Defendemos o uso de sirenes externas, inclusive o emprego das sirenes estroboscópicas, em rigor estas são frequentemente negligenciadas em favor de sistemas silenciosos de alarme. No entanto, o objetivo de um alarme é tornar conhecida uma situação de emergência. Quer melhor maneira de fazer isso do que estimular os sentidos através de uma sirene alta e um estroboscópio brilhante e piscando? Montar uma sirene e estroboscópio ao ar livre serve a vários propósitos valiosos. Em primeiro lugar, é um impedimento direto para um intruso que sabe que o imóvel ou aquela área estão protegidos e que certamente será detectado. Como barulho das sirenes não são facilmente ignoradas, a situação alertará os vizinhos, passantes, assim como qualquer pessoa dentro de casa ou da empresa, passando uma clara mensagem de perigo. O estrobo, especificamente, pode ajudar na identificação do local em perigo, especialmente em uma noite escura.

Lembram da inversão da lógica mencionada linhas atrás: as sirenes surpreendem os predadores, e como tais, normalmente fogem. Imaginem a cena: ladrão ataca uma mulher na rua, tentando subtrair a bolsa, de repente, alguma das câmeras capta, a Central de Monitoramento do condomínio, de pronto, aciona a sirene, o COPOM e, se a noite, também o estrobo. Até os lobos se assustam e fogem, diante do inusitado.

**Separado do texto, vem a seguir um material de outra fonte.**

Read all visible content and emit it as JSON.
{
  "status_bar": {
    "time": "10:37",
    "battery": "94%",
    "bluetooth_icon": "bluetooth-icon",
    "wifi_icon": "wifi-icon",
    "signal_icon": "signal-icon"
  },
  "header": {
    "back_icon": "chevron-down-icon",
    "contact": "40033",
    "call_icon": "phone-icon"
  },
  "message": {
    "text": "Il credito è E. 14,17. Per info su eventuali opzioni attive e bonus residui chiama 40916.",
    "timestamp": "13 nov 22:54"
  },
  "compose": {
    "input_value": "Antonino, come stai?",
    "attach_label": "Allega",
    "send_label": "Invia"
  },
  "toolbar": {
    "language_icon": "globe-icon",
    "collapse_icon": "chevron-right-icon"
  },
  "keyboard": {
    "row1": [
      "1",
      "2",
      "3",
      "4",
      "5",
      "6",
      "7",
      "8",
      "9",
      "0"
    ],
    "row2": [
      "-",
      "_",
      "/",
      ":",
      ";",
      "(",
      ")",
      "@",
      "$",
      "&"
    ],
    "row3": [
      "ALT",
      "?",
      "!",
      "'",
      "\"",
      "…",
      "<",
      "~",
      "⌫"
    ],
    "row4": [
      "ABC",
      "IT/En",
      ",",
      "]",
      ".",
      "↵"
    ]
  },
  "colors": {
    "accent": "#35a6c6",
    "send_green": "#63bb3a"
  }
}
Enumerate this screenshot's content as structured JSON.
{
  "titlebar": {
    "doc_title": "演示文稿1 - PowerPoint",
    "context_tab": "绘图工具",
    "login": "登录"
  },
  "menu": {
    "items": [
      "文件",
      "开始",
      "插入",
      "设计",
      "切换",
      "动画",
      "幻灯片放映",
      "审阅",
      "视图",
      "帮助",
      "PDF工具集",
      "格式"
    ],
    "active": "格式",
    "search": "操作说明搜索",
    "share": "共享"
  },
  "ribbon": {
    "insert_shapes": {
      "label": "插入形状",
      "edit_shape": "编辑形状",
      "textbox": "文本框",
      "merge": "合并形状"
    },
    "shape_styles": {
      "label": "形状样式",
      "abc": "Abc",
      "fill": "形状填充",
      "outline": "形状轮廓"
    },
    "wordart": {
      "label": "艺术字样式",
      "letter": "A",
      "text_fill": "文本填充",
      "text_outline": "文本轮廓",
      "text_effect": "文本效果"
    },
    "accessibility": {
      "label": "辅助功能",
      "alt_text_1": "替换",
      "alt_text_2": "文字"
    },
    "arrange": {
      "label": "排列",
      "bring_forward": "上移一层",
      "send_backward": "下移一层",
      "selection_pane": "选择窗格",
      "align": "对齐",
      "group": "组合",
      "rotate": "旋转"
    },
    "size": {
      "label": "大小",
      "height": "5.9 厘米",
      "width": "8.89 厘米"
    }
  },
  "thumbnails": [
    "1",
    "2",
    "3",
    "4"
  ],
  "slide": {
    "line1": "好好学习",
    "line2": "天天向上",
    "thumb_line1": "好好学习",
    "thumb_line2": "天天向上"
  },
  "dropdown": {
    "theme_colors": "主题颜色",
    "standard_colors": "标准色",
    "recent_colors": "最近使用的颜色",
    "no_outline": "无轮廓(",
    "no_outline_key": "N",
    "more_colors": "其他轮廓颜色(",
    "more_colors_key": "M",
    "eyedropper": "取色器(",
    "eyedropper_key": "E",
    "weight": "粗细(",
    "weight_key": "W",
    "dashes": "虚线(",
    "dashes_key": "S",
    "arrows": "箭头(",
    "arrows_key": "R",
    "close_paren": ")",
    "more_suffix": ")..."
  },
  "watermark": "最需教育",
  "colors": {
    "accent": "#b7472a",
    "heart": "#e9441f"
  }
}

Para concluir, aproveitando o conceito do CPTED acima citado, temos que o emprego eficiente do ambiente construído (câmeras, sirenes, sensores de presença) certamente levarão à uma redução da sensação de medo e das ocorrências policiais, com uma consequente melhoria na qualidade de vida da comunidade.

Em arremate final, temos que, normalmente, a origem do desastre ou mesmo das falhas no enfrentamento ao crime está na incapacidade em fornecer conhecimento, preparação e treinamento para a comunidade sobre o que fazer em uma situação de crise, permitindo assim, que se amplie sua vulnerabilidade e, consequentemente, o impacto de desastres e outros eventos nocivos.